There are 3 different levels of programming languages:
- Machine Language
- Assembly Language
- High-Level Language
Obviously, computers do not understand human languages, so programs must be written in a language a computer can use. All programs must be converted into the instructions the computer can execute. Before I explain the 3 levels of programming languages, we need to know the hierarchy.
Machine Language: Machine language is the computer’s native language. It is a set of built-in primitive instructions in the form of binary code. If you want to give a computer an instruction, you have to enter the instruction as binary code. Here is an example:
Assembly Language: Assembly Language was created as an alternative to machine languages, because machine languages are so difficult to read and modify. Assembly language uses a short descriptive word, known as a mnemonic, to represent each of the machine-language instructions. For example, the mnemonic “add” means add numbers and “sub” means subtract numbers. In order to get 2 + 3 = 5, you might write an instruction in assembly code as: “add 2, 3, result”. Although assembly languages were developed to make programming easier, the computer cannot execute assembly language. Another program called “Assembler” is used to translate assembly language programs into machine code.
High-Level Language: In the 1950s, high-level languages came out.
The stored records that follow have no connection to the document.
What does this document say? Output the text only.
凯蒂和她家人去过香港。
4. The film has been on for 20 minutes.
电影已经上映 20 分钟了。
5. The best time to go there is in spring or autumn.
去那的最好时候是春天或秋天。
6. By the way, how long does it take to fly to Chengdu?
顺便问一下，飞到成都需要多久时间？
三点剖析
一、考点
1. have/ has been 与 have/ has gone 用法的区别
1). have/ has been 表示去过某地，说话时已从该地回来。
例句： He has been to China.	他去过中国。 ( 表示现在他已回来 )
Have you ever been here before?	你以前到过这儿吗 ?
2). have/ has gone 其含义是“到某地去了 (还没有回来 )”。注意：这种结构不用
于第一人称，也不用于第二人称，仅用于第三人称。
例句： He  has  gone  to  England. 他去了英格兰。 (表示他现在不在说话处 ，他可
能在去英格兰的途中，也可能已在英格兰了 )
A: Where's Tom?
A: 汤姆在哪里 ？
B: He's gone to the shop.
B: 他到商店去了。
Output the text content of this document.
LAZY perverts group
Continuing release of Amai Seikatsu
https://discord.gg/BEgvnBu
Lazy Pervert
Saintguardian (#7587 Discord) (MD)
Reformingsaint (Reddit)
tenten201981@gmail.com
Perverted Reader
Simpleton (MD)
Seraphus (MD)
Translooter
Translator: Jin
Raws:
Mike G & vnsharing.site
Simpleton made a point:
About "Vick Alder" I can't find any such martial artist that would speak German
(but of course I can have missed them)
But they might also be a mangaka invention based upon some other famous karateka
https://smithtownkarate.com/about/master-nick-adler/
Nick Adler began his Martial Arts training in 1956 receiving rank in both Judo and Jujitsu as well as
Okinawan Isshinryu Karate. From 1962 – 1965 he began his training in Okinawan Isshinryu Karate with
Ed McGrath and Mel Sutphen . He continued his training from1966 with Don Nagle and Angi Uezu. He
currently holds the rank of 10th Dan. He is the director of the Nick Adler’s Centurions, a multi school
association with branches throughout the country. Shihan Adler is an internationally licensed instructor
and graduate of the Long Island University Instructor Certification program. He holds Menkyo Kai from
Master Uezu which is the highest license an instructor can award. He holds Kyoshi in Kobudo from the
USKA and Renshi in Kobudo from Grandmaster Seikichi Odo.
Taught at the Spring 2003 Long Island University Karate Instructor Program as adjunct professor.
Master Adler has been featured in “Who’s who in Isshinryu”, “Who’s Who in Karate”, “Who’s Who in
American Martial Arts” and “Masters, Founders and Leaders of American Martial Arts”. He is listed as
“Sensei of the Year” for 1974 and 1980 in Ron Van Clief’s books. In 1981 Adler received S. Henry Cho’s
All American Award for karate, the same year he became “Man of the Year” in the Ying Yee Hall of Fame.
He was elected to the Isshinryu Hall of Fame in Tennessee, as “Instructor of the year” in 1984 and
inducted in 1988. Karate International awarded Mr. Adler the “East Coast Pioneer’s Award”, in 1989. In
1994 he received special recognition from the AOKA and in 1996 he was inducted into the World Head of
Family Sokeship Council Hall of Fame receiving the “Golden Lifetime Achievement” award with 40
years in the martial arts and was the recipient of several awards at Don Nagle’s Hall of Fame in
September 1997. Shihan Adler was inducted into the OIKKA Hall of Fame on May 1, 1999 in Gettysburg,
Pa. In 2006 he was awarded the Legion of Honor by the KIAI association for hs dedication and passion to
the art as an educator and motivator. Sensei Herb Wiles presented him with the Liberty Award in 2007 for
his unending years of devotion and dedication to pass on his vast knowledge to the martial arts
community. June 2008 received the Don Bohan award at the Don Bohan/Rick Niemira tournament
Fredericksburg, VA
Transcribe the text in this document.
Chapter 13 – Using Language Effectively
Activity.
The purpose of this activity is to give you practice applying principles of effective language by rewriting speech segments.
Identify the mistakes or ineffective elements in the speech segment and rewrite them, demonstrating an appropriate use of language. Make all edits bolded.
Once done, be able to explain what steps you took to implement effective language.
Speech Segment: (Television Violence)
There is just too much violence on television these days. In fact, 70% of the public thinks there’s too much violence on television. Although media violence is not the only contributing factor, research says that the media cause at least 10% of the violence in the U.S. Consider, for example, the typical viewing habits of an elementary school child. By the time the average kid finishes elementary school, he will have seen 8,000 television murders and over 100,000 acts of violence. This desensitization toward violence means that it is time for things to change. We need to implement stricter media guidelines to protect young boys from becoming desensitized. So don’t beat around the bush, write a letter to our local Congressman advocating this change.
These languages are the common programming languages we know today, such as Java, Ruby and Python. You can write high-level languages and run it in different types of machines. They are english-like and easy to learn and use. There are many high-level languages out there and each was created for a specific purpose. A high-level language consists of a compiler and source code. A compiler is a translator program which translates a high level programming language into equivalent machine language programs. Source code is the input of a procedural language. When you compile your program, the compiler reads your code and if it contains no mistakes, converts it to assembly code. Then when you run your program, the operating system reads your assembly program and it converts it to machine code readable by the machine hardware.
These were the steps of languages to get to all the actual coding we do today with high-level languages. A developer using high-level languages should at least know how we got to the languages we use today, and even if you do not care, it doesn’t hurt to know right?